Neighbours and noise

“One major problem stems from near neighbours complaining about noise from private events held at the hall”, says Patrick.

“We have noise levels and time restrictions monitored by a security guard at relevant functions, and limit the number of functions each month, but we still have complaints – some people believe that living in the country should be peaceful!”

Raising money

“We have a board member who is very experienced at applying for funding grants”, says Patrick. “That has led to a high success rate, which has allowed the board to organise many maintenance, renovation and extension works. These would not be possible on hire fees alone.

“Each year we hold between three and six community events that may include fund-raising, but generally the events are just to allow the locals a reason to get together. The board believes that general community gatherings are more important than raising small amounts of money, especially when one hiring can raise more.”

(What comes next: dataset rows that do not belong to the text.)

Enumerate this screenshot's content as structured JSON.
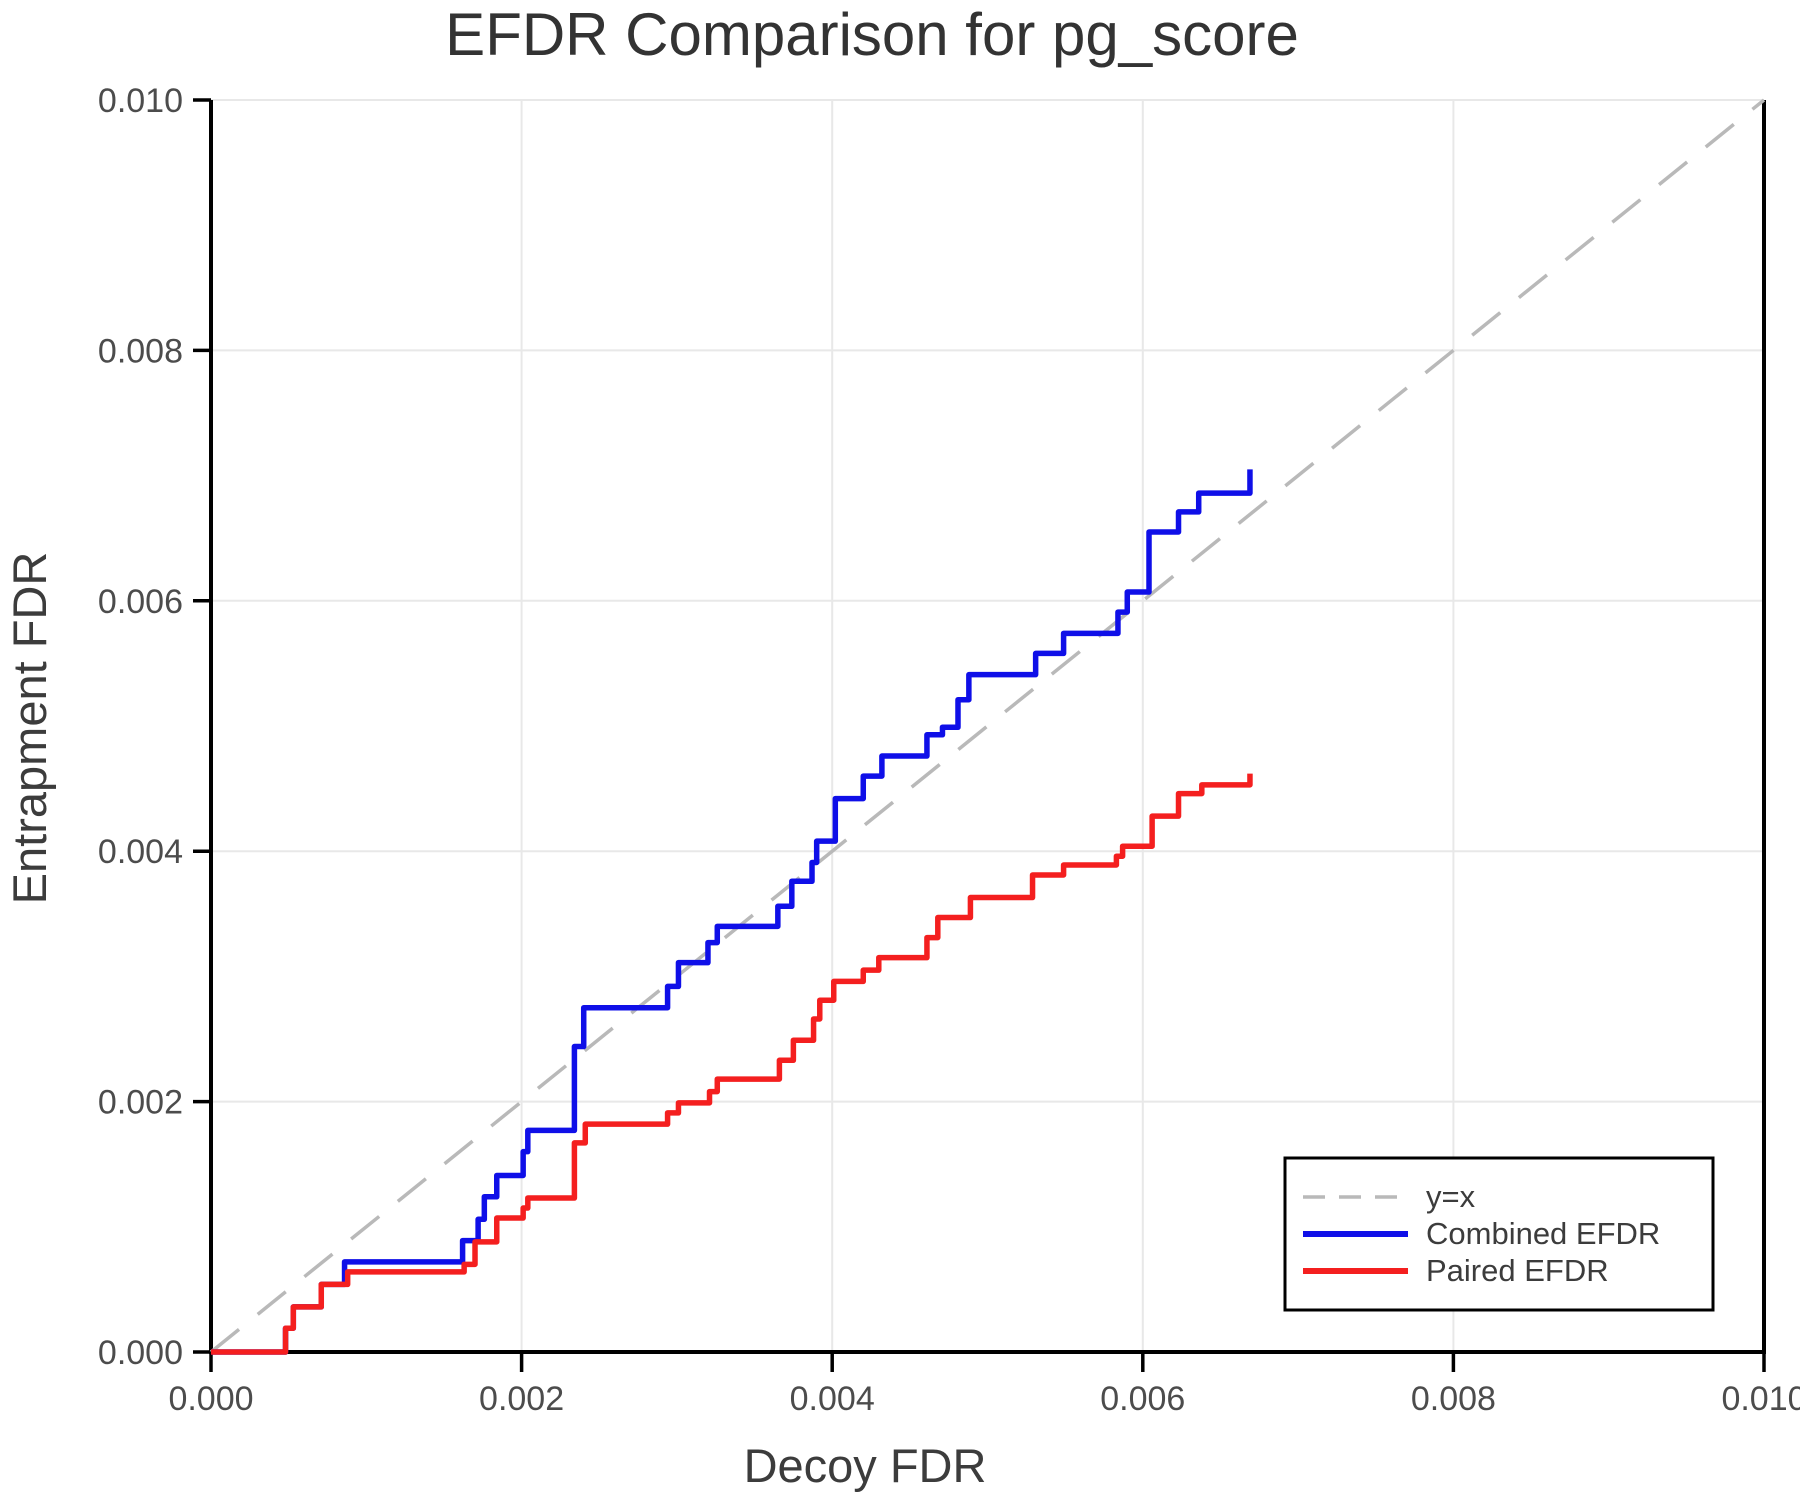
{
  "chart_data": {
    "type": "line",
    "title": "EFDR Comparison for pg_score",
    "xlabel": "Decoy FDR",
    "ylabel": "Entrapment FDR",
    "xlim": [
      0.0,
      0.01
    ],
    "ylim": [
      0.0,
      0.01
    ],
    "grid": true,
    "legend_position": "lower right",
    "x_tick_labels": [
      "0.000",
      "0.002",
      "0.004",
      "0.006",
      "0.008",
      "0.010"
    ],
    "y_tick_labels": [
      "0.000",
      "0.002",
      "0.004",
      "0.006",
      "0.008",
      "0.010"
    ],
    "colors": {
      "grid": "#e8e8e8",
      "spine": "#000000",
      "tick_text": "#4c4c4c",
      "title_text": "#333333"
    },
    "series": [
      {
        "name": "y=x",
        "style": "dashed",
        "draw": "line",
        "color": "#b9b9b9",
        "points": [
          [
            0.0,
            0.0
          ],
          [
            0.01,
            0.01
          ]
        ]
      },
      {
        "name": "Combined EFDR",
        "style": "solid",
        "draw": "step",
        "color": "#0f0fe8",
        "points": [
          [
            0.0,
            0.0
          ],
          [
            0.00048,
            0.00019
          ],
          [
            0.00053,
            0.00036
          ],
          [
            0.00071,
            0.00054
          ],
          [
            0.00086,
            0.00072
          ],
          [
            0.00162,
            0.00089
          ],
          [
            0.00172,
            0.00106
          ],
          [
            0.00176,
            0.00124
          ],
          [
            0.00184,
            0.00141
          ],
          [
            0.00201,
            0.0016
          ],
          [
            0.00204,
            0.00177
          ],
          [
            0.00234,
            0.00244
          ],
          [
            0.0024,
            0.00275
          ],
          [
            0.00294,
            0.00292
          ],
          [
            0.00301,
            0.00311
          ],
          [
            0.0032,
            0.00327
          ],
          [
            0.00326,
            0.0034
          ],
          [
            0.00365,
            0.00356
          ],
          [
            0.00374,
            0.00376
          ],
          [
            0.00387,
            0.00391
          ],
          [
            0.0039,
            0.00408
          ],
          [
            0.00402,
            0.00442
          ],
          [
            0.0042,
            0.0046
          ],
          [
            0.00432,
            0.00476
          ],
          [
            0.00461,
            0.00493
          ],
          [
            0.00471,
            0.00499
          ],
          [
            0.00481,
            0.00521
          ],
          [
            0.00488,
            0.00541
          ],
          [
            0.00531,
            0.00558
          ],
          [
            0.00549,
            0.00574
          ],
          [
            0.00584,
            0.00591
          ],
          [
            0.0059,
            0.00607
          ],
          [
            0.00604,
            0.00655
          ],
          [
            0.00623,
            0.00671
          ],
          [
            0.00636,
            0.00686
          ],
          [
            0.00669,
            0.00705
          ]
        ]
      },
      {
        "name": "Paired EFDR",
        "style": "solid",
        "draw": "step",
        "color": "#f41f1f",
        "points": [
          [
            0.0,
            0.0
          ],
          [
            0.00048,
            0.00019
          ],
          [
            0.00053,
            0.00036
          ],
          [
            0.00071,
            0.00054
          ],
          [
            0.00088,
            0.00064
          ],
          [
            0.00163,
            0.0007
          ],
          [
            0.0017,
            0.00088
          ],
          [
            0.00184,
            0.00107
          ],
          [
            0.00201,
            0.00115
          ],
          [
            0.00204,
            0.00123
          ],
          [
            0.00234,
            0.00167
          ],
          [
            0.00241,
            0.00182
          ],
          [
            0.00294,
            0.00191
          ],
          [
            0.00301,
            0.00199
          ],
          [
            0.00321,
            0.00208
          ],
          [
            0.00326,
            0.00218
          ],
          [
            0.00366,
            0.00233
          ],
          [
            0.00375,
            0.00249
          ],
          [
            0.00388,
            0.00266
          ],
          [
            0.00392,
            0.00281
          ],
          [
            0.00401,
            0.00296
          ],
          [
            0.0042,
            0.00305
          ],
          [
            0.0043,
            0.00315
          ],
          [
            0.00461,
            0.00331
          ],
          [
            0.00468,
            0.00347
          ],
          [
            0.00489,
            0.00363
          ],
          [
            0.00529,
            0.00381
          ],
          [
            0.00549,
            0.00389
          ],
          [
            0.00583,
            0.00396
          ],
          [
            0.00587,
            0.00404
          ],
          [
            0.00606,
            0.00428
          ],
          [
            0.00623,
            0.00446
          ],
          [
            0.00638,
            0.00453
          ],
          [
            0.00669,
            0.00462
          ]
        ]
      }
    ]
  }
}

Patrick’s top tips for managing a public hall

  • Consult with your near neighbours, as they are most affected by any function held at the hall or on the grounds.
  • Overbooking the hall may mean locals miss out. We only book two or three functions per month, to allow vacancies for locals to use the hall if desired. We charge a minimal fee for locals, and higher fees for outsiders.
  • Having a harmonious group of board members is important – they have to work together for the future of the hall and grounds.
  • Having some direction or purpose – such as renovations, upgrades, maintenance or working bees -- makes the experience more rewarding for board members and local volunteers, as they see improvements.
  • When looking for new board members, we ask community-minded people who are interested in the future of the hall and grounds to apply for the position.
  • Having outsider hirings covers the basic costs (electricity, water, minor maintenance), allowing us to have community gatherings at no charge. The hall was built by the locals, is run by locals and belongs to the locals – it’s a part of the community.